The Casio GBD-H1000 is the company’s first GPS sports watch packed with physiological measurements provided by Firstbeat. It is big, pricey, heavy, rugged.
For comparison versus the heaviest or largest watches I have reviewed.
- Fenix 6 Pro: 83g
- Casio GBD-H1000: 101g
- Suunto 9 size: 50 x 50 x 16.8 mm
- Casio GBD-H1000 size: 63.0×55.0×20.4mm
Understandably this watch will exclude a lot of people with smaller wrists.
This is the first time Casio is directly licensing physiological measurements from Firstbeat, joining the ranks of other companies such as Garmin, Suunto, Huawei, Amazfit, and Singapore’s own Actxa! With the Casio GBD-H1000, you get 8 physiological measurements:
- VO2 max estimation
- Training Load
- Training Effect: aerobic
- Training Effect: anaerobic
- Training status
- Recovery advisor
- Race predictor
- Calories burned
The watch comes equipped with GPS, GLONASS, and QZSS; a satellite system by the Japanese government with a focus on Japan; this might be a watch to get if you reside in Japan. You will also get smart notifications when the watch is connected to a compatible mobile device.

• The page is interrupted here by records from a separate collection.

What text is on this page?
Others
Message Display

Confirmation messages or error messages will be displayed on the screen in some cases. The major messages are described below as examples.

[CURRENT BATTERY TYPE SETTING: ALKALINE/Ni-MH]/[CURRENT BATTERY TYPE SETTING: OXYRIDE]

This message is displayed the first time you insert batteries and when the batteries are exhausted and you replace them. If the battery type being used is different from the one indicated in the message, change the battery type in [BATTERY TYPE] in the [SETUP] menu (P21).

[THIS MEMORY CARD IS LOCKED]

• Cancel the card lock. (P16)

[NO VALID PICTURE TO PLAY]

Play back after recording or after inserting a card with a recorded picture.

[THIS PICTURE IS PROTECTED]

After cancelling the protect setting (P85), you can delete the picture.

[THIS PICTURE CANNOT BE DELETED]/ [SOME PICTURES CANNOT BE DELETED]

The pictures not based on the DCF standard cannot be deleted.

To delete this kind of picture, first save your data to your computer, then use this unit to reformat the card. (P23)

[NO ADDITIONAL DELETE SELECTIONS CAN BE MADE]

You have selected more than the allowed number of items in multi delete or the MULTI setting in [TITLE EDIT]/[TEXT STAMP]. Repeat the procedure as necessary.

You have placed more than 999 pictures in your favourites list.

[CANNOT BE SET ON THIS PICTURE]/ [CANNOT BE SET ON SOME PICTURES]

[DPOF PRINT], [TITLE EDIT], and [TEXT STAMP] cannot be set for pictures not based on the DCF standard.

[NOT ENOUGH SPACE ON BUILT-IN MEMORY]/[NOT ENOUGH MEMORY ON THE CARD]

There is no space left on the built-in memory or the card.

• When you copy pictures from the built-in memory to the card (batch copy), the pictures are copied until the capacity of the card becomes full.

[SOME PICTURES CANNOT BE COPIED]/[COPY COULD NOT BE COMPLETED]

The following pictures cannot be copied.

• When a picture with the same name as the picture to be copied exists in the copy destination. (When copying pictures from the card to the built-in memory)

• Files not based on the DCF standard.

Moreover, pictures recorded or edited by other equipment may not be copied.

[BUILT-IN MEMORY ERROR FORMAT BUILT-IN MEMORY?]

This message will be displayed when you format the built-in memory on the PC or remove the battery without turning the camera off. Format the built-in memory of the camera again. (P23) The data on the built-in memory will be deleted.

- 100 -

There are 5 on board sensors to augment training experience:
- Optical heart rate sensors
- Digital compass
Again, nothing groundbreaking here considering most flagships already pack these sensors since a few years back.
I like to think most of us would have, at one time or another, bought a G-shock that never died but simply ran out of battery after a long long time. Only this time, Casio saw fit to further throw in solar charging.
According to published specs, the Casio GBD-H1000 will run fine for telling time and counting steps just from “charging” for 8 hours every day under indoor fluorescent lights, or for 2 hours a week by the window on a sunny day. Anything more, you’ll need to juice up via USB charging where 2.5 hours charge will give you 14 hours of GPS usage.
I’m assuming limited training profiles since there’s no further mention of water-based modes despite the 20 bar water resistant mention. There’s also no news on connectivity to 3rd party BLE training accessories.
While the GBD-H1000 is an interesting watch, I can’t , for the life of me, identify the specific group of consumers Casio is targeting. Furthermore, at the recommended retail price of $499.99, this watch is unlikely to attract first time buyers who can opt for plenty of other tried-and-tested alternatives. Casio loyalists perhaps?
To be fair, Casio isn’t merely offering a pseudo sports GPS training watch. It is offering all that with its signature G-shock legacy – toughness. The watch buttons and display are further protected by the shell design that makes this wearable resemble a mini-tank on the wrist!
The watch is priced at 50,000 Japanese Yen.